Securities and Exchange Board of India chief Tuhin Kanta Pandey has called for investors to remain ‘watchful’ when it came to SME IPOs — noting that returns ‘may not be true’ in some cases. He also urged investors to look at disclosures — noting that a vast amount of information was made available to people but flew under the radar.
“So much of information is being made available to you (investors), then you should be watchful. Investors must also see how they are putting the money and diversifying, and not trying to put money only on the expectation… The returns may look temporarily very attractive in terms of capital gains, but they actually may not be true,” Pandey told Moneycontrol.
The remarks come mere weeks after the market regulator tightened norms for small and medium enterprise IPOs — introducing a profitability requirement and capping a 20% limit on offer-for-sale. The reforms aimed to provide SMEs having a sound track record with a chance to raise funds while also protecting investor interests.

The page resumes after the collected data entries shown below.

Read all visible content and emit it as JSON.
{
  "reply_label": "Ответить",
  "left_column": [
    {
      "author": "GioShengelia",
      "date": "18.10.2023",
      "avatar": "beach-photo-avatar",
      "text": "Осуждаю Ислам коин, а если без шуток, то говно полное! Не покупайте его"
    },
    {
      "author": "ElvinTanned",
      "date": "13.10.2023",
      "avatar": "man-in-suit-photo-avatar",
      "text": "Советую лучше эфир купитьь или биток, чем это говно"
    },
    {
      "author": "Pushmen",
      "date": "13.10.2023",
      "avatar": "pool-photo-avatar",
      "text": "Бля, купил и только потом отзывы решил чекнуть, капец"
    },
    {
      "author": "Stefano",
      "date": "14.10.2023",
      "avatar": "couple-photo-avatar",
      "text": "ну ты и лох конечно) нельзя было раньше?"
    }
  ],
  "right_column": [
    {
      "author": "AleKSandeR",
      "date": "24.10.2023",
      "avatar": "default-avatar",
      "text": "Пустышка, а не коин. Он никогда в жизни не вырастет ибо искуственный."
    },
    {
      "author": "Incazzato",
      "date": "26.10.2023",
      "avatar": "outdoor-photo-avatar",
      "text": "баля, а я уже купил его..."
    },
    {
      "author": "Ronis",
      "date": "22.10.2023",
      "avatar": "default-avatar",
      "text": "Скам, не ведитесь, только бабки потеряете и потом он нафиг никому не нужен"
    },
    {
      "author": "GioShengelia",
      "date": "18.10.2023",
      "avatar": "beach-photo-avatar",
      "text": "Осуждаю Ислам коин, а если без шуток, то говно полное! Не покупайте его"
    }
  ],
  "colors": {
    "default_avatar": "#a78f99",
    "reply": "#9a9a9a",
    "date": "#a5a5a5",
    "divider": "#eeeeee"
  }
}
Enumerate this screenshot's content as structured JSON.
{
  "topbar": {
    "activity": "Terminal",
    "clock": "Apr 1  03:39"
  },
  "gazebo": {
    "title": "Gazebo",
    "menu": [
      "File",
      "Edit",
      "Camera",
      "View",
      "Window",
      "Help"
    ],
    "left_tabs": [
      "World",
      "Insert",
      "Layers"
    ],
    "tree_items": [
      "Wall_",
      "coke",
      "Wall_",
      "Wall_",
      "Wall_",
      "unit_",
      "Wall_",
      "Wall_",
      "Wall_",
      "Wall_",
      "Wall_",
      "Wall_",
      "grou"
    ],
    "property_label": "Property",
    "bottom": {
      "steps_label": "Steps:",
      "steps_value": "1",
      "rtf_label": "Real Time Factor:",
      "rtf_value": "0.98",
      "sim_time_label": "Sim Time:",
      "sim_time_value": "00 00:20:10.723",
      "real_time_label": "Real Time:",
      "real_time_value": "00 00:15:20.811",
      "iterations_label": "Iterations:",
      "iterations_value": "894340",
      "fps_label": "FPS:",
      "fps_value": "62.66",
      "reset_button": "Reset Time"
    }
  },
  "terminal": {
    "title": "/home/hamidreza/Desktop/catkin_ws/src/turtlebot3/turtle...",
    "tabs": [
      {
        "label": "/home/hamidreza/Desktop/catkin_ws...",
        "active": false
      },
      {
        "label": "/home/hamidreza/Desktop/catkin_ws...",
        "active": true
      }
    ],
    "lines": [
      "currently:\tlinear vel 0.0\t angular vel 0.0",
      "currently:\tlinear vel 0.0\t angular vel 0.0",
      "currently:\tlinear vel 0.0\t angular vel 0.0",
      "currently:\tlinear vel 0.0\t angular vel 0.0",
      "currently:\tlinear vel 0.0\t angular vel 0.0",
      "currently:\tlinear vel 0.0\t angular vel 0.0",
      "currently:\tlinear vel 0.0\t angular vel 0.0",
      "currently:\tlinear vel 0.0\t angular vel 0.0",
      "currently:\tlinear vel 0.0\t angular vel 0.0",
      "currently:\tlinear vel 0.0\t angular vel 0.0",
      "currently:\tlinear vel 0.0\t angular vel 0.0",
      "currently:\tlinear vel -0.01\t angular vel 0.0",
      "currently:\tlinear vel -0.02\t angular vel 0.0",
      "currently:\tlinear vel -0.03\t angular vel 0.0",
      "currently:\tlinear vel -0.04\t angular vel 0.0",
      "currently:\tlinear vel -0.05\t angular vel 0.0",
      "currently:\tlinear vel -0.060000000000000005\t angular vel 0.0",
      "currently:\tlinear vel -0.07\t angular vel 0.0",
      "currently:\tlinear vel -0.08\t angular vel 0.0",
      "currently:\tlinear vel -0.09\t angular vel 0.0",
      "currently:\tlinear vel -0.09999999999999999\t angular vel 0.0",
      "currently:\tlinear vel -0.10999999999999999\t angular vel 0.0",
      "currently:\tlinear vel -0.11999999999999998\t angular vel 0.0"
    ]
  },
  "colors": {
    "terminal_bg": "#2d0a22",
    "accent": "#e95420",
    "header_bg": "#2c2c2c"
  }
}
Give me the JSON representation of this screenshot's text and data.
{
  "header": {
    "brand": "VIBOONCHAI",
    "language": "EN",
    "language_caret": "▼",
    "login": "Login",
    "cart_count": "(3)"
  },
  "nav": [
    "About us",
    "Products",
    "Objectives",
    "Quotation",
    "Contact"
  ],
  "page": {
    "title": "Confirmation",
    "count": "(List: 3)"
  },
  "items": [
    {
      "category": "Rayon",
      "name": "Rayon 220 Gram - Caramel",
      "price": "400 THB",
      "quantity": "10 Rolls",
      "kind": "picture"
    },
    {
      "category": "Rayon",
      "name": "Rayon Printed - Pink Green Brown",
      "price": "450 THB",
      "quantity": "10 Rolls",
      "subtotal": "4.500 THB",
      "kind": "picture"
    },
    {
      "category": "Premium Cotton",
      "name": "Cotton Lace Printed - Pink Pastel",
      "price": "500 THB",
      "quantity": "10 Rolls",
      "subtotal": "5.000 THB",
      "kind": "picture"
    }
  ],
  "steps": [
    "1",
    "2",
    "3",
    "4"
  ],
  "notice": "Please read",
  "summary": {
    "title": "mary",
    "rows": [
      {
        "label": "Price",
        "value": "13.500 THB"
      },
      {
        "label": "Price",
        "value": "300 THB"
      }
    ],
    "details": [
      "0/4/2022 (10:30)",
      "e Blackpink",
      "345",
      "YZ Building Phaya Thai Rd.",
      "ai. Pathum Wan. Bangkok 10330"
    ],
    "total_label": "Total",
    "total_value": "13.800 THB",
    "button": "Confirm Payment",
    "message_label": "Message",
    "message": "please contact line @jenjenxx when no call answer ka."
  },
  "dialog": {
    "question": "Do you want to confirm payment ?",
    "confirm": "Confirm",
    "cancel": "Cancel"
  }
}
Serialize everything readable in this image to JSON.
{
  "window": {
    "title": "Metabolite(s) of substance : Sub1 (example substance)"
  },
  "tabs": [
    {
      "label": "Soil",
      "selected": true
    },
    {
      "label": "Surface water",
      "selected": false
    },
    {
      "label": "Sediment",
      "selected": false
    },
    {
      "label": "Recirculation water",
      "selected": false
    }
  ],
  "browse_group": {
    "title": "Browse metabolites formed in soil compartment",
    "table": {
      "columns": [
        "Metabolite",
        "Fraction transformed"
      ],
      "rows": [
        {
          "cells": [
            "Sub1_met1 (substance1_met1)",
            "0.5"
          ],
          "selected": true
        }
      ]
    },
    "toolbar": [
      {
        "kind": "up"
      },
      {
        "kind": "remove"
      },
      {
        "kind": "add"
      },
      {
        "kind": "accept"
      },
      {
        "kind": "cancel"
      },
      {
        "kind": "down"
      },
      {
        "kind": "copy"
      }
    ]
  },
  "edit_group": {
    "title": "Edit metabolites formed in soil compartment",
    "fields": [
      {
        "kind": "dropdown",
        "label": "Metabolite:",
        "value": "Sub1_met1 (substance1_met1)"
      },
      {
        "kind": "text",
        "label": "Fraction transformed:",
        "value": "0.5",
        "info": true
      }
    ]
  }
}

The change came amid a sharp rise in SME IPO activity over the past two years and increased participation from retail investors. According to primedatabase.com, around 240 SMEs raised more than Rs 8,700 crore in 2024 alone. The number is nearly double the Rs 4,686 crore raised in 2023.
The National Stock Exchange also introduced several measures (coming into effect from May 1) last week to tighten mainboard migration rules for SMEs. Companies will now be required to have Rs 10 crore paid-up capital and at least Rs 100 crore in market capitalisation. It also mandated that companies should be listed on its SME platform for at least 3 years and called for there to be at least 500 public shareholders on the date of application. Promoter and promoter group holding is required to be at least 20% at the time of making application to shift.